-
Notifications
You must be signed in to change notification settings - Fork 42
Description
Feature Description
Add first-class support for models that produce multiple output tensors (e.g., YOLO/SSD/EfficientDet with separate heads or multi-scale outputs).
Problem Statement
Right now Zant assumes a single output tensor at inference time. This limits us to models where post-processing expects one tensor. Many object-detection architectures emit several tensors (boxes, scores, classes; or multi-scale feature maps).
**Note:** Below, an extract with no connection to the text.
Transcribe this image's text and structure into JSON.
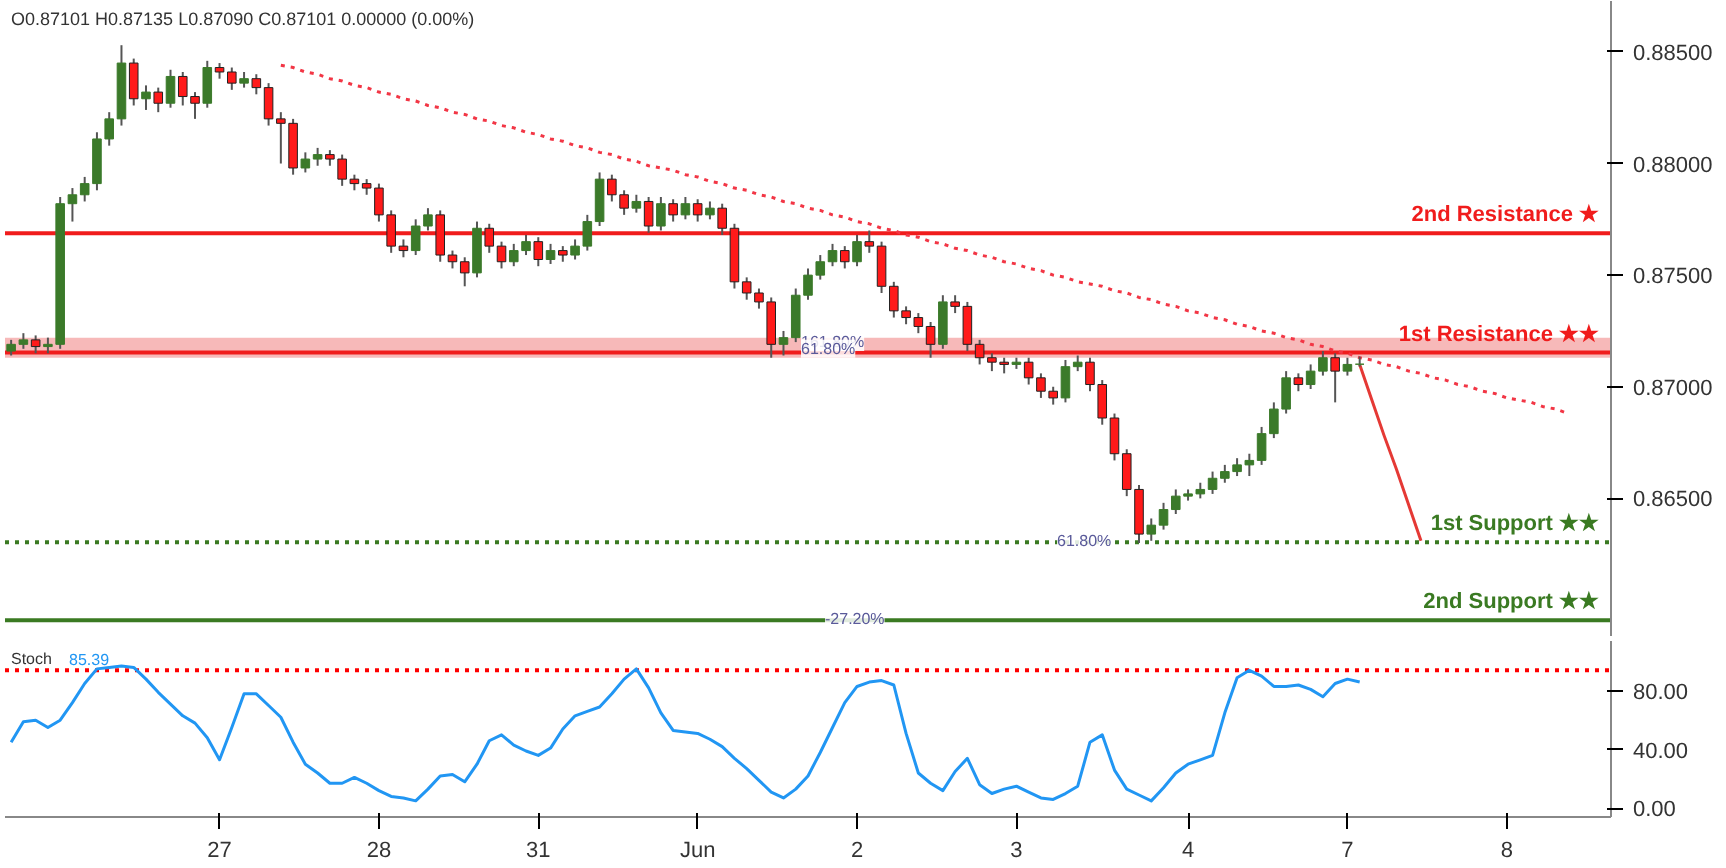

Without multi-output support, these models can’t be deployed cleanly, require ad-hoc graph surgery, or force lossy concatenation that breaks memory/layout assumptions.
Suggested Solution
-
Runtime API: Extend inference to return N outputs with metadata.
- Zig: return
[]Tensor(slice) or a struct{ tensors: []Tensor, names: [][]const u8 }. - C FFI: expose an array of buffers + shapes + dtypes + names; keep single-output API for backward compatibility.
- Zig: return
-
Codegen: Parse ONNX graph outputs in order, preserve names and shapes, and emit a static descriptor for each output so we can pre-plan memory.
-
Memory model: Allow either (a) separate buffers per output, or (b) one contiguous arena with offsets per output for embedded targets; pick via a codegen flag.
-
Post-processing hooks: Let users map outputs by name or index to their post-proc (e.g., NMS) without manual tensor reshaping.
-
Validation: Add tests with a toy model that emits two outputs (e.g., logits + aux) and a small YOLO-like graph (multi-scale heads).
Additional Context
Common cases: YOLOv5/8/11, SSD, BlazeFace/MediaPipe models produce multiple heads. Multi-output support will unblock a broad class of detection models and reduce custom forks/workarounds on embedded targets. Backward compatibility: keep the current single-tensor path; if a model has one output nothing changes.